Augmix : A simple data preprocessing method to improve robustness and uncertainty
Contents
- Abstract
- Introduction
- Related Work
- Robustness under data shift
- Calibration under data shift
- Data Augmentation
- Augmix
0. Abstract
-
실제 test data는 i.i.d가 아니다!
-
최근 들어서, unforeseen data shifts에 대해 robustness를 증가시키는 여러 방법론들이 나왔다.
-
이 논문도 이러한 맥락에서 Augmix를 제안한다
1. Introduction
배경
- mismatch between Train & Test data
- modern moddel = OVERCONFIDENT predictions
data distn에 corruption 부여
-
technique to improve corruption robustness
-
But, 이러한 corruption 하에서 성능을 높이기는 어려운 상황! 이유?
-
1) training against corruptions only encourages networks to memorize the specific corruptions seen during training
( leaves the model unable to generalize to NEW corruption )
-
2) highly sensitive to images shifted by single pixel
-
이 논문은, data shift하에서, (1) Robustness와 (2) Uncertainty estimate를 동시에 improve하는 Augmix를 제안한다!
2. Related Work
2-1) Robustness under data shift
- training with various blur augmentations can fail to generalize to unseen blurs
- propose measuring generalization to unseen corruptions
- robustness to data shift greatly affects the reliablity of real world ML system
2-2) Calibration under data shift
- propose metrics for determining the calibration
- ensembling classifier prediction improves prediction calibration
- model calibration substantially deteriorates under data shift
2-3) Data Augmentation
-
greatly improve generalization performance
-
ex) flipping, cropping, cutout, cutmix, mixup..
-
cutout : random occlusion
-
cutmix : replace a portion of image with a portion of a different image
-
mixup : use information of 2 images
( element-wise convex combination of 2 image )
-
3. Augmix
(1) model robustness와 (2) uncertainty estimate를 모두 improve한다!
알고리즘 간단 소개
-
1) operations are sampled stochastically
-
2) produce a high diversity of augmented images
-
3) consistent embedding
( use of Jensen-Shannon divergence as consistency loss )
알고리즘
Jensen-Shannon Divergence Consistency loss
- Notation
- \(p_{\text {orig }}=\hat{p}(y \mid \left.x_{\text {orig }}\right), p_{\text {augmix } 1}=\hat{p}\left(y \mid x_{\text {augmix } 1}\right), p_{\text {augmix } 2}=\hat{p}\left(y \mid x_{\text {augmix } 2}\right)\).

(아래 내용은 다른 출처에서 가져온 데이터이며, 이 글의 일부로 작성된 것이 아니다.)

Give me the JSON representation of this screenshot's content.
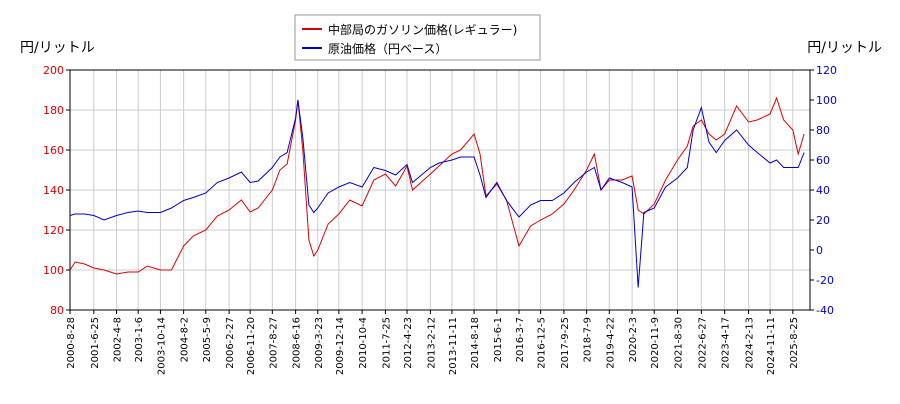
{
  "chart_data": {
    "type": "line",
    "y_label": "円/リットル",
    "y2_label": "円/リットル",
    "x": [
      "2000-8-28",
      "2000-11-1",
      "2001-3-1",
      "2001-6-25",
      "2001-11-1",
      "2002-4-8",
      "2002-9-1",
      "2003-1-6",
      "2003-5-1",
      "2003-10-14",
      "2004-3-1",
      "2004-8-2",
      "2004-12-1",
      "2005-5-9",
      "2005-10-1",
      "2006-2-27",
      "2006-8-1",
      "2006-11-20",
      "2007-3-1",
      "2007-8-27",
      "2007-12-1",
      "2008-3-1",
      "2008-6-16",
      "2008-7-15",
      "2008-9-15",
      "2008-12-1",
      "2009-2-1",
      "2009-3-23",
      "2009-8-1",
      "2009-12-14",
      "2010-5-1",
      "2010-10-4",
      "2011-3-1",
      "2011-7-25",
      "2011-12-1",
      "2012-4-23",
      "2012-7-1",
      "2013-2-12",
      "2013-6-1",
      "2013-11-11",
      "2014-3-1",
      "2014-8-18",
      "2014-11-1",
      "2015-1-15",
      "2015-6-1",
      "2015-10-1",
      "2016-3-7",
      "2016-8-1",
      "2016-12-5",
      "2017-5-1",
      "2017-9-25",
      "2018-2-1",
      "2018-7-9",
      "2018-10-15",
      "2019-1-7",
      "2019-4-22",
      "2019-10-1",
      "2020-2-3",
      "2020-4-20",
      "2020-7-1",
      "2020-11-9",
      "2021-4-1",
      "2021-8-30",
      "2022-1-1",
      "2022-3-15",
      "2022-6-27",
      "2022-10-1",
      "2023-1-1",
      "2023-4-17",
      "2023-9-15",
      "2024-2-13",
      "2024-6-1",
      "2024-11-11",
      "2025-2-1",
      "2025-5-1",
      "2025-8-25",
      "2025-11-1",
      "2026-1-15"
    ],
    "series": [
      {
        "name": "中部局のガソリン価格(レギュラー)",
        "color": "#dd0000",
        "axis": "y",
        "values": [
          100,
          104,
          103,
          101,
          100,
          98,
          99,
          99,
          102,
          100,
          100,
          112,
          117,
          120,
          127,
          130,
          135,
          129,
          131,
          140,
          150,
          153,
          175,
          185,
          160,
          115,
          107,
          110,
          123,
          128,
          135,
          132,
          145,
          148,
          142,
          152,
          140,
          148,
          152,
          158,
          160,
          168,
          158,
          137,
          143,
          135,
          112,
          122,
          125,
          128,
          133,
          140,
          150,
          158,
          140,
          145,
          145,
          147,
          130,
          128,
          133,
          145,
          155,
          162,
          172,
          175,
          168,
          165,
          168,
          182,
          174,
          175,
          178,
          186,
          175,
          170,
          158,
          168
        ]
      },
      {
        "name": "原油価格（円ベース）",
        "color": "#0000cc",
        "axis": "y2",
        "values": [
          23,
          24,
          24,
          23,
          20,
          23,
          25,
          26,
          25,
          25,
          28,
          33,
          35,
          38,
          45,
          48,
          52,
          45,
          46,
          55,
          62,
          65,
          88,
          100,
          75,
          30,
          25,
          28,
          38,
          42,
          45,
          42,
          55,
          53,
          50,
          57,
          45,
          55,
          58,
          60,
          62,
          62,
          50,
          35,
          45,
          33,
          22,
          30,
          33,
          33,
          38,
          45,
          52,
          55,
          40,
          48,
          45,
          42,
          -25,
          25,
          28,
          42,
          48,
          55,
          80,
          95,
          72,
          65,
          73,
          80,
          70,
          65,
          58,
          60,
          55,
          55,
          55,
          65
        ]
      }
    ],
    "xlim": [
      "2000-8-28",
      "2026-3-30"
    ],
    "xticks": [
      "2000-8-28",
      "2001-6-25",
      "2002-4-8",
      "2003-1-6",
      "2003-10-14",
      "2004-8-2",
      "2005-5-9",
      "2006-2-27",
      "2006-11-20",
      "2007-8-27",
      "2008-6-16",
      "2009-3-23",
      "2009-12-14",
      "2010-10-4",
      "2011-7-25",
      "2012-4-23",
      "2013-2-12",
      "2013-11-11",
      "2014-8-18",
      "2015-6-1",
      "2016-3-7",
      "2016-12-5",
      "2017-9-25",
      "2018-7-9",
      "2019-4-22",
      "2020-2-3",
      "2020-11-9",
      "2021-8-30",
      "2022-6-27",
      "2023-4-17",
      "2024-2-13",
      "2024-11-11",
      "2025-8-25"
    ],
    "ylim": [
      80,
      200
    ],
    "yticks": [
      80,
      100,
      120,
      140,
      160,
      180,
      200
    ],
    "y2lim": [
      -40,
      120
    ],
    "y2ticks": [
      -40,
      -20,
      0,
      20,
      40,
      60,
      80,
      100,
      120
    ],
    "grid": true
  }
}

- enforce SMOOTHER neural network responses
- 계산 방법
- step 1) \(M=\left(p_{\text {orig }}+p_{\text {augmix } 1}+p_{\text {augmix } 2}\right) / 3\)
- step 2) \(\operatorname{JS}\left(p_{\text {orig }} ; p_{\text {augmix } 1} ; p_{\text {augmix } 2}\right)=\frac{1}{3}\left(\operatorname{KL}\left[p_{\text {orig }} \mid M\right]+\operatorname{KL}\left[p_{\text {augmix } 1} \mid M\right]+\operatorname{KL}\left[p_{\text {augmix2 }} \mid M\right]\right)\)
- 최종적인 Loss Function :
- \(\mathcal{L}\left(p_{\text {orig }}, y\right)+\lambda \operatorname{JS}\left(p_{\text {orig }} ; p_{\text {augmix } 1} ; p_{\text {augmix } 2}\right)\).